Patriot Prayer group wants to ‘flip’ May Day protests
May 1, 2018, 10:55 AM | Updated: 11:13 am
(AP Photo/Marcio Jose Sanchez, file)
This year, the usual May Day protesters won’t be alone.
Multiple conservative free speech groups, fronted by Vancouver-based Joey Gibson, are planning a counter-protest to mitigate the damage they expect to see caused by anarchist and far-left groups during May Day events.
“I started watching May Day film in Seattle and it absolutely disgusted me,” Gibson told KTTH’s Jason Rantz. “These children are running around, throwing rocks, they’re assaulting police, they’re yelling and cussing at them as if they’re less than human.”
Gibson is the founder of the Patriot Prayer group, a Conservative activist collective that mostly focuses on free speech issues. For this particular counter-protest, he’s working in conjunction with Proud Boys. Their rally begins at 3 p.m. in Westlake Park.

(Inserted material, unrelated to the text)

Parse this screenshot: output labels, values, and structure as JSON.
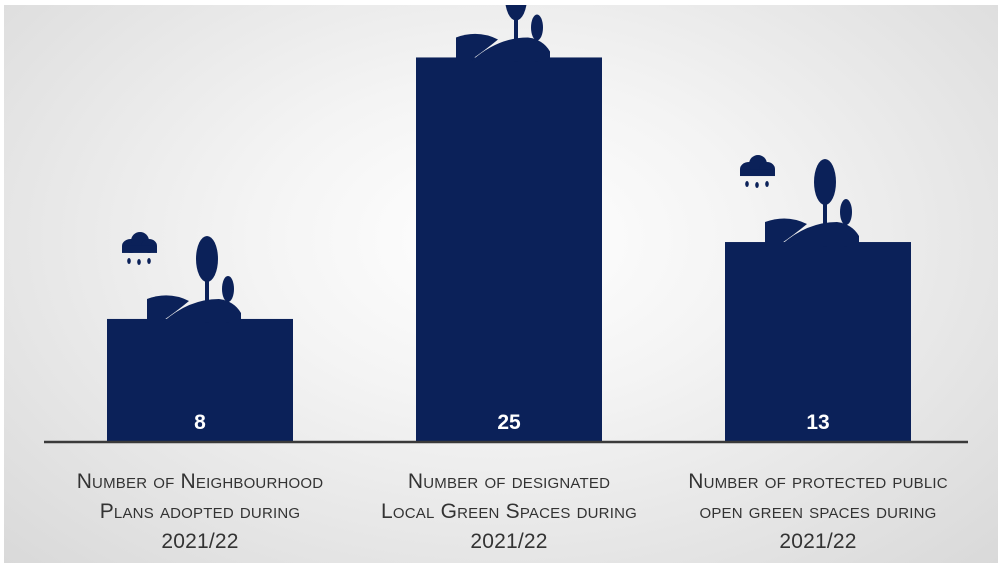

“We basically want to flip May Day on Seattle,” Gibson explained. “Instead of it becoming a day where you riot, where you yell, you scream, you bring in hate; we want to bring in a different message of freedom and God.”
The rhetoric on the Facebook page for the event is a little more incendiary than Gibson’s. A user writing under the screen name Creak Aldo commented: “It’s so about time that local patriots in Seattle get in the face of the subhuman mongrels.”
Gibson said he’s completely opposed to violence.
“If people go up there specifically to try and fight with them,” Gibson said, “what you’re doing, you’re playing into what they want.”
When he’s not organizing rallies, Gibson is running a Senate campaign to unseat Democratic incumbent Maria Cantwell. He acknowledges his odds of victory are minuscule, but he says there’s more than one reason he’s running.
“I’m here, not just to win a campaign, but I’m here to help people understand that you’ve got to get involved,” Gibson said. “We look up at these politicians like they’re all high-and-mighty. We’ve got to take them off their pedestal, bring them back down and help people understand that they work for us.”